Türkiye Kamu-Sen Genel Başkanı Önder Kahveci, Çin'de yaşananların boyutlarının soykırıma dönüştüğünü söyledi.
Doğu Türkistan'da yaşanan insanlık dramına son vermenin, insanlığın üzerine düşen tarihi bir sorumluluk olduğunu dile getiren Kahveci, "Birilerinin vicdanlarının sızlaması için daha kaç Müslümanın kanı akmalı? Kaç çocuk zehirli gazlarla boğulmalı? Kaç kadına tecavüz edilmeli? Kaç genç parçalanmalıdır?" dedi. Birleşmiş Milletleri (BM), duruma müdahale etmek ve olayların önlenemez noktalara gelmesini engellemek için harekete geçmeye çağıran Kahveci, "İşgal altındaki Türkistan'ın çığlığı bir türlü duyulmamakta, akan kan Türk'ün olunca kulaklar sağır, gözler kör olmaktadır. İşgalin 70. yılında Türkiye Kamu-Sen olarak insanlık katledilmeden, yaşanan trajedi daha da büyümeden önce ulusal ve uluslararası tüm yetkilileri Doğu Türkistan'da yaşanan bu katliamı durdurmak üzere yetkili organlarını harekete geçirmeye ve etkili tedbirler almaya çağırıyoruz " diye konuştu.

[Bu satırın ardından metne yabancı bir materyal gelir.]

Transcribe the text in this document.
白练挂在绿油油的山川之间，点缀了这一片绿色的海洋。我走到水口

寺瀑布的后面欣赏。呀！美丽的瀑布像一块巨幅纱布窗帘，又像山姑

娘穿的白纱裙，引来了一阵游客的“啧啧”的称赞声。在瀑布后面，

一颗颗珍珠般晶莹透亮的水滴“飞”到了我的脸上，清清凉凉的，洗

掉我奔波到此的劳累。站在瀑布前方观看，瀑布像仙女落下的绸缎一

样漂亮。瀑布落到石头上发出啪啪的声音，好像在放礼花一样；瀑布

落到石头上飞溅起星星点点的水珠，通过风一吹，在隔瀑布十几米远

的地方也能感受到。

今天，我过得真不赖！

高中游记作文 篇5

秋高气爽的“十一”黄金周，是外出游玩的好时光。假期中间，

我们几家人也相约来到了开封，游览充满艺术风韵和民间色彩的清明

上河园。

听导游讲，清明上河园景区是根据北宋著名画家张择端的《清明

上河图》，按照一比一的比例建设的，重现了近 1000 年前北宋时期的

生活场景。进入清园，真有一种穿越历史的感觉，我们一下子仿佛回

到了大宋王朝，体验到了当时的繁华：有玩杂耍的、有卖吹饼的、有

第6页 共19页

Doğu Türkistan Milli Meclisi Başkanı Seyit Tümtürk de 3 ile 5 milyon Doğu Türkistanlı Müslüman Türk'ün kamplarda işkence gördüğünü, her türlü insan hakları ihlallerine maruz kaldığını söyledi. Burada yaşananların, BM ve uluslararası kuruluşların raporlarıyla ortaya çıktığını belirten Tümtürk, din adamlarının, halk ozanlarının, milli şairlerin "ideolojik arındırma" ve "mesleki kurs edinme" adı altında "soykırımın birer malzemesi" haline getirildiğini söyledi. Tümtürk, "Doğu Türkistan, Türk milletinin Kıbrıs meselesi gibi namusudur. Hiçbir siyasi partinin tekelinde değildir. Türk milleti Doğu Türkistan'ın gerçek sahibidir" dedi.